Em entrevista ao Radio Times, ex-alunos que estudaram com o príncipe de Gales afirmaram que o menino era “terrivelmente solitário a maior parte do tempo”. Através de cartas escritas em 1963, Charles também relatou sua infelicidade:

“As pessoas em meu dormitório são desagradáveis. Meu Deus, eles são horríveis. Não sei como alguém pode ser tão asqueroso.” Em outra ocasião o menino escreveu para sua mãe: “Eu quase não durmo porque ronco e levo uma pancada na cabeça o tempo todo, é um inferno absoluto”.

Mesmo passando por esses percalços, o jovem continuou sua trajetória em Gordonstoun, e no local chegou até a se tornar monitor-chefe tirando notas boas em história e francês. Mesmo com as dificuldades do príncipe, a rainha e seu marido enviaram seus outros dois filhos Andrew e Edward para estudarem na mesma escola.

Polêmicas

Entretanto, parece que quem verdadeiramente não gostou da maneira como esse período da vida de Charles foi retratado em The Crown foi a própria rainha Elizabeth II. De acordo com uma reportagem publicada pelo jornal Daily Express, em 2017, a monarca decidiu assistir as primeiras temporadas do seriado, mas, não aprovou o ‘excesso de drama’ retratado na relação entre Charles e Philip, no período em que o menino estudava em Gordonstoun.

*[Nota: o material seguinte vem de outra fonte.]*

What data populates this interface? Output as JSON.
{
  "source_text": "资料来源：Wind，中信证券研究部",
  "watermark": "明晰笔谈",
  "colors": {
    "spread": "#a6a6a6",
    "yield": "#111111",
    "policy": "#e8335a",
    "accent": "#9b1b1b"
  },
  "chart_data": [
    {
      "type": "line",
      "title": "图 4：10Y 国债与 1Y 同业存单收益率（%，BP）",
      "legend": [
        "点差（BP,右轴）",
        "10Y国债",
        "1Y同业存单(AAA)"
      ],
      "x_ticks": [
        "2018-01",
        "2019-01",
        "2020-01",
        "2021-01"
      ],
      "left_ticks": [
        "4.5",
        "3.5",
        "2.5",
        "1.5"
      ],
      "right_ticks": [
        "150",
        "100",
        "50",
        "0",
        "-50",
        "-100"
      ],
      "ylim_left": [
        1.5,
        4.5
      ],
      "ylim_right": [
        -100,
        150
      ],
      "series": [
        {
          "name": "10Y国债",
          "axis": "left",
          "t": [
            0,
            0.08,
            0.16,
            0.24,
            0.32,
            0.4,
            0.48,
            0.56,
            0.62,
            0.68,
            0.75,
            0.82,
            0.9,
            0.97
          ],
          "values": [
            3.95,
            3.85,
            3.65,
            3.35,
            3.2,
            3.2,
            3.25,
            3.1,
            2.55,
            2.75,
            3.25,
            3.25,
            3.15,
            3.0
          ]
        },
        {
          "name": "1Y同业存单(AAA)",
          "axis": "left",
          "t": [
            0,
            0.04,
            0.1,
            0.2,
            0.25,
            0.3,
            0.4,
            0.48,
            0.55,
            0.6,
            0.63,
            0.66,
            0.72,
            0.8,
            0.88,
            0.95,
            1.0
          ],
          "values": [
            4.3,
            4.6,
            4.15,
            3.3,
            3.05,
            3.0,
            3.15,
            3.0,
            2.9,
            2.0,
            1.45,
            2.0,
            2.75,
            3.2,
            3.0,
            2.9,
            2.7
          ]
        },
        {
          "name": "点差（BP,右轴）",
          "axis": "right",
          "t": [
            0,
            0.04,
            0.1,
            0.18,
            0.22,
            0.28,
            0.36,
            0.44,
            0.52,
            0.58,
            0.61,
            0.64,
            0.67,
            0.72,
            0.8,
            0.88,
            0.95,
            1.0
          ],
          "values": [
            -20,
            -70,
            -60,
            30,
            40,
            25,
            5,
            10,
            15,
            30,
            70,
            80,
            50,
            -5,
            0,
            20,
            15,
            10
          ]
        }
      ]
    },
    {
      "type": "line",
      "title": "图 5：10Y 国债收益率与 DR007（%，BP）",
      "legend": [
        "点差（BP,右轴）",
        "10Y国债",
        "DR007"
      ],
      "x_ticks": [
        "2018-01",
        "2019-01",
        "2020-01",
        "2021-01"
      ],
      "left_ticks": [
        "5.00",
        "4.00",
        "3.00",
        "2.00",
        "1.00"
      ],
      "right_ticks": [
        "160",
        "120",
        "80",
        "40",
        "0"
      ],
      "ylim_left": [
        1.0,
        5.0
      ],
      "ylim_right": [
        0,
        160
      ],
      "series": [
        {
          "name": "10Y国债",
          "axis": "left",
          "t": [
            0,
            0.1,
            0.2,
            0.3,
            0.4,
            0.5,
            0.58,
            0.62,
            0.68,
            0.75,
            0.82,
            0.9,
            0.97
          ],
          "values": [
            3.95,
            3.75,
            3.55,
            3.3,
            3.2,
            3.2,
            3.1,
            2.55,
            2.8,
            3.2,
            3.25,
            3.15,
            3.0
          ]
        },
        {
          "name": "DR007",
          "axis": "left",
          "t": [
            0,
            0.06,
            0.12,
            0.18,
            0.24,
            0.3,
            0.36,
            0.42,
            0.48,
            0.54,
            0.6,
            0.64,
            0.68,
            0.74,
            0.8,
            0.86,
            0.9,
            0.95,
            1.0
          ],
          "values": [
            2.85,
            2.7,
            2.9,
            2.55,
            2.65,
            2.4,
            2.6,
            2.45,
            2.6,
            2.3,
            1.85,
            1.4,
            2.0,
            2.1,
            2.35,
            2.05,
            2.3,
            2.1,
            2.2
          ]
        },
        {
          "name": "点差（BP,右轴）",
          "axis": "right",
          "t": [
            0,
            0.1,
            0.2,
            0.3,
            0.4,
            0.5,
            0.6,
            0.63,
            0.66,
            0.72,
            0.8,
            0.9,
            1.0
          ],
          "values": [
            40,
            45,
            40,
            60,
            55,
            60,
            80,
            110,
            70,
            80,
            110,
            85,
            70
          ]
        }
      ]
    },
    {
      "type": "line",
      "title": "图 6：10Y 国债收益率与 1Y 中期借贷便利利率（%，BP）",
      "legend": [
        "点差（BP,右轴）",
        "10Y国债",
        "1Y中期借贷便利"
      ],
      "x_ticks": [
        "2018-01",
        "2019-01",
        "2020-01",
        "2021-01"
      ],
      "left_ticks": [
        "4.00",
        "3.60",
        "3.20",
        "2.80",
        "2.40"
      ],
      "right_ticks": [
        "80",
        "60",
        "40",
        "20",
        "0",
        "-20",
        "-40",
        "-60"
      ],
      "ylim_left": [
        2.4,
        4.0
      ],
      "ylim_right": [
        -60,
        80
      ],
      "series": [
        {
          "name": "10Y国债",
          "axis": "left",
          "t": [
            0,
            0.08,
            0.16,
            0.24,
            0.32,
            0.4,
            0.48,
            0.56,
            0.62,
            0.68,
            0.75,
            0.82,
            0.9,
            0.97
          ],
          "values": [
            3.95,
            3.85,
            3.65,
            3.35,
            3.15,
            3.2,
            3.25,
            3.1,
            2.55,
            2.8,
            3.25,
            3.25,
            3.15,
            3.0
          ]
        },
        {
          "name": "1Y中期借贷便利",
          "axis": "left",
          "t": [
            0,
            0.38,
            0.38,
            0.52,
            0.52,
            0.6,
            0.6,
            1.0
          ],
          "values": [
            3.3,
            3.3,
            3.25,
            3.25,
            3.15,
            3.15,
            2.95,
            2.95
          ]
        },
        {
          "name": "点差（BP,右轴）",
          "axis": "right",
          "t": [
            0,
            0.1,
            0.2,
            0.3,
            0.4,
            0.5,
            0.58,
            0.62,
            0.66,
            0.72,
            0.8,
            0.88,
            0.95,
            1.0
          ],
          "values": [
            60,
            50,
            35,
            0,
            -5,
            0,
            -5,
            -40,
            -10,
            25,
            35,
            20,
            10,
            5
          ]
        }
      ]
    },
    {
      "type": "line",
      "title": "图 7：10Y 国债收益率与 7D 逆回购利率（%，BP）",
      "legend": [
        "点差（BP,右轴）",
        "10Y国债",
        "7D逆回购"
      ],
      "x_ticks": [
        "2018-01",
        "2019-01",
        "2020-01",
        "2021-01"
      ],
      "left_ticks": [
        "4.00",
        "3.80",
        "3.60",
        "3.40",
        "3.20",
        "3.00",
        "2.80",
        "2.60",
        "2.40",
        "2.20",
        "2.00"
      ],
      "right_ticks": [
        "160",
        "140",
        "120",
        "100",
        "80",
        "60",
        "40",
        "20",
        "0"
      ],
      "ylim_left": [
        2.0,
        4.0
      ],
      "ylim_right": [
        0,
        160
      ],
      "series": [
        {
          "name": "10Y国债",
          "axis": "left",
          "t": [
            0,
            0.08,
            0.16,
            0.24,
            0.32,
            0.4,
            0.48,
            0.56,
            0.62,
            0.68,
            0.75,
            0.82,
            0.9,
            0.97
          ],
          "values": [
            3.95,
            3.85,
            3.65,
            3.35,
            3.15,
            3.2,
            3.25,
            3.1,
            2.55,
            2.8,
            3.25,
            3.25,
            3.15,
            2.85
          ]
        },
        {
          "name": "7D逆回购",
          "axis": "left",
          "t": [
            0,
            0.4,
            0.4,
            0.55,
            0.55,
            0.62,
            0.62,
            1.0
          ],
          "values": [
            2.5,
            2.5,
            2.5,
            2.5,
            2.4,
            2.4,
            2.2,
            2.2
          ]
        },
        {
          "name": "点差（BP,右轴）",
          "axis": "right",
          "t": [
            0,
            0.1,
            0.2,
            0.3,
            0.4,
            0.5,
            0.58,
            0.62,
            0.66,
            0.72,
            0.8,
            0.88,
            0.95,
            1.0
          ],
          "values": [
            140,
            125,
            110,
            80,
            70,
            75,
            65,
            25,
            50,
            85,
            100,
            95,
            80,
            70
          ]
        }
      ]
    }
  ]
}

Pequeno Charles retratado em The Crown / Crédito: Divulgação/Netflix

 

“A Rainha está ciente de que muitos que assistem The Crown veem a série como um retrato fiel da Família Real e ela não pode mudar isso. Ela ficou particularmente irritada com uma cena em que Philip não demonstra simpatia por um irritado Charles, enquanto eles estão voando de volta da Escócia. Isso simplesmente não aconteceu”, revelou um representante de Elizabeth II, em entrevista ao Daily Express.

Contudo, quando foi sua vez de vivenciar a paternidade, Charles tentou ser mais próximos dos filhos do que foi de seu pai na adolescência, e, por isso, não enviou William e Harry para estudaram longe de casa.